Gente come il ritrovato San-danovic, quest’anno non enorme come in quello passato ma che per 90′ ha sfoderato una prestazione degna del numero uno che è e cioè uno dei primi cinque d’Europa. Oppure la personalità di Kovacic, finalmente uscita allo scoperto e individuabile specialmente in tante chiusure difensive che il giovane croato ha sfoderato contro i doriani dopo che per una stagione intera s’è detto che “non sa difendere”. Ovviamente Mateo deve ancora migliorare molto sul tackle, il tempismo e la marcatura ma il talento c’è, è enorme e il ragazzo si farà. Dubbi onestamente non ce ne sono.

A un Walter Samuel ancora una volta Muro impenetrabile, ruvido, puntuale e preciso, capace di far reggere un reparto che di scossoni, specialmente nei primi 45′, ne ha ricevuti tanti; poi fa piacere poter accostare a The Wall un Danilo D’Ambrosio in costante evoluzione anche sulla fascia non sua: l’ex Torino sta crescendo di partita in partita e la sensazione è che il meglio debba ancora venire. Accanto al numero 33 come non poter parlare anche di quello là con la treccina che segna sempre? Rodrigo Palacio ha apposto l’ennesimo sigillo a una stagione fantastica, chiunque continui a pensare che questo “ragazzino” di 32 anni non sia un top player, per dirla alla juventina, alzi la mano.

Infine, Walter Mazzarri.

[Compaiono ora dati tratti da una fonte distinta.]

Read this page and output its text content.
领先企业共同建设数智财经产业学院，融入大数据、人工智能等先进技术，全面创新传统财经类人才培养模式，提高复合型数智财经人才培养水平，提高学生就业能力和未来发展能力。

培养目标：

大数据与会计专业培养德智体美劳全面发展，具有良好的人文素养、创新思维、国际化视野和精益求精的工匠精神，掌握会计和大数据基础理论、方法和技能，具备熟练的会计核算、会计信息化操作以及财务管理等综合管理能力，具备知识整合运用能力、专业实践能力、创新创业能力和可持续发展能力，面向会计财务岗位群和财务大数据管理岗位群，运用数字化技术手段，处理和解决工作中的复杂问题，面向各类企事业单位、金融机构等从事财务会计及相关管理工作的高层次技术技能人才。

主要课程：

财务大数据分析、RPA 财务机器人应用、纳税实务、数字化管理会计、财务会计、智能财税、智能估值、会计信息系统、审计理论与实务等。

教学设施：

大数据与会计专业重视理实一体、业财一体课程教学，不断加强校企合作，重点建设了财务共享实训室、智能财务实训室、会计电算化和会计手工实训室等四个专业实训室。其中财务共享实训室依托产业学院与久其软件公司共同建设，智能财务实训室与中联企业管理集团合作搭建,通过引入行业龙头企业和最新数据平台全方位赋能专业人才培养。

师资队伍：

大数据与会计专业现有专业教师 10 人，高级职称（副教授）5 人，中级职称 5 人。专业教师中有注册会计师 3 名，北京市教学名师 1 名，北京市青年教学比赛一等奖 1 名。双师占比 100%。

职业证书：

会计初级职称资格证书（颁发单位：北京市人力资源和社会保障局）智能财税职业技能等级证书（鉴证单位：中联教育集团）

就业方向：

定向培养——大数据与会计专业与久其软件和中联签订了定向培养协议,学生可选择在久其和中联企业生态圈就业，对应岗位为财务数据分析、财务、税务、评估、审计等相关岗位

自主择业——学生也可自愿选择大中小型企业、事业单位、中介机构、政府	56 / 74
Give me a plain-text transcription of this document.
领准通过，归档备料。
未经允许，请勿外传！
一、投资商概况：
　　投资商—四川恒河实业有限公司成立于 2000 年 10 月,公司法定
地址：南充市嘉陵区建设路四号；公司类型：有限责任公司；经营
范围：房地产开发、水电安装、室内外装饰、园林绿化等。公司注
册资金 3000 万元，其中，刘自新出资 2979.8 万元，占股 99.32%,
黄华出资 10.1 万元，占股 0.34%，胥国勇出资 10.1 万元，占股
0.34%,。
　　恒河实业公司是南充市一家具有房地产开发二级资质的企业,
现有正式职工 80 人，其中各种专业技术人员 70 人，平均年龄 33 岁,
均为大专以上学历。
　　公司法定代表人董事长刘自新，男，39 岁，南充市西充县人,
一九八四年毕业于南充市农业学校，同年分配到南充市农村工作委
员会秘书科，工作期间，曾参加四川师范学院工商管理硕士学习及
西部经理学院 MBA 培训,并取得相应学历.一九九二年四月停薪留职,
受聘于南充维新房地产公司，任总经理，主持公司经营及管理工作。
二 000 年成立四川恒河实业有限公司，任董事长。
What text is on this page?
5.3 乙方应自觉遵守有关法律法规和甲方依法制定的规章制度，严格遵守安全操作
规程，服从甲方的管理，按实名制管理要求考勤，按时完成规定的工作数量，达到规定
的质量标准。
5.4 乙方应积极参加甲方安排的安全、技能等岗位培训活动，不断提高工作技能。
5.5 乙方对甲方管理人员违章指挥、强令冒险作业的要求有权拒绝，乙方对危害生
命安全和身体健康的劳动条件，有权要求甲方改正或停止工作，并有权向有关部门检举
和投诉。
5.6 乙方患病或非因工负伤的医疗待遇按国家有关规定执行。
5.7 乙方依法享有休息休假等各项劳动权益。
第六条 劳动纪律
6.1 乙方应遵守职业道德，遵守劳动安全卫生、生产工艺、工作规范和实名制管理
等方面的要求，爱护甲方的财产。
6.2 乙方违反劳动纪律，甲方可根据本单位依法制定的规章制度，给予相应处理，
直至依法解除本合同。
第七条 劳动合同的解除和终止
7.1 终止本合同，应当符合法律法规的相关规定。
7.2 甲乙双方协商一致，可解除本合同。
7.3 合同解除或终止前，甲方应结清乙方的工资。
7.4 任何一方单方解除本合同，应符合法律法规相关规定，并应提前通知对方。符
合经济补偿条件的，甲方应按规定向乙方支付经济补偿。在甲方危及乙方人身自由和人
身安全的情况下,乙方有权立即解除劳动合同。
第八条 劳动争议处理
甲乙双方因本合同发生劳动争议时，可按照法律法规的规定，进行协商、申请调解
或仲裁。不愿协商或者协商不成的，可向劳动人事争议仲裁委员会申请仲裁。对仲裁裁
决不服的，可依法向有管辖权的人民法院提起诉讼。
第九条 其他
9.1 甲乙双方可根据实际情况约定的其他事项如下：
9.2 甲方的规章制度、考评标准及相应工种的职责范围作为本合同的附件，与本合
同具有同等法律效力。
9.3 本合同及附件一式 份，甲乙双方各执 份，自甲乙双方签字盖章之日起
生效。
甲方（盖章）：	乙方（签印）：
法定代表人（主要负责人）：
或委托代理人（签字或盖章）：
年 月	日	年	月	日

D’accordo, dopo i primi 15′ e fino all’intervallo, l’Inter ha subito la Samp in dieci. Verissimo. Ma non ha capitolato, come troppe volte ha fatto quest’anno gettando gare già vinte: ha resistito e ha poi dilagato, sapendo aspettare con calma che il fiume portasse a riva il cadavere avversario, anche grazie al solito giochino del “siamo zero a zero!”, che suscita ilarità ma che forse sta finalmente iniziando a funzionare come dovrebbe. La giusta formazione dall’inizio e la forza di non cambiare dopo 30′ orribili nella ripresa: bravo il Mago Walter in queste due mosse fondamentali, così come bravo è stato a far ruotare al meglio gli elementi della rosa a risultato ormai acquisito, regalando minuti a chi ne aveva bisogno (Alvarez, Taider, persino Milito).

Quindi, in definitiva, il film Sampdoria-Inter non è solo Icardi bum bumPerché forse non avranno litigato con Maxi Lopez, ma nell’Inter di ieri bum bum l’hanno fatto in tanti. Ed è questo di cui si deve parlare.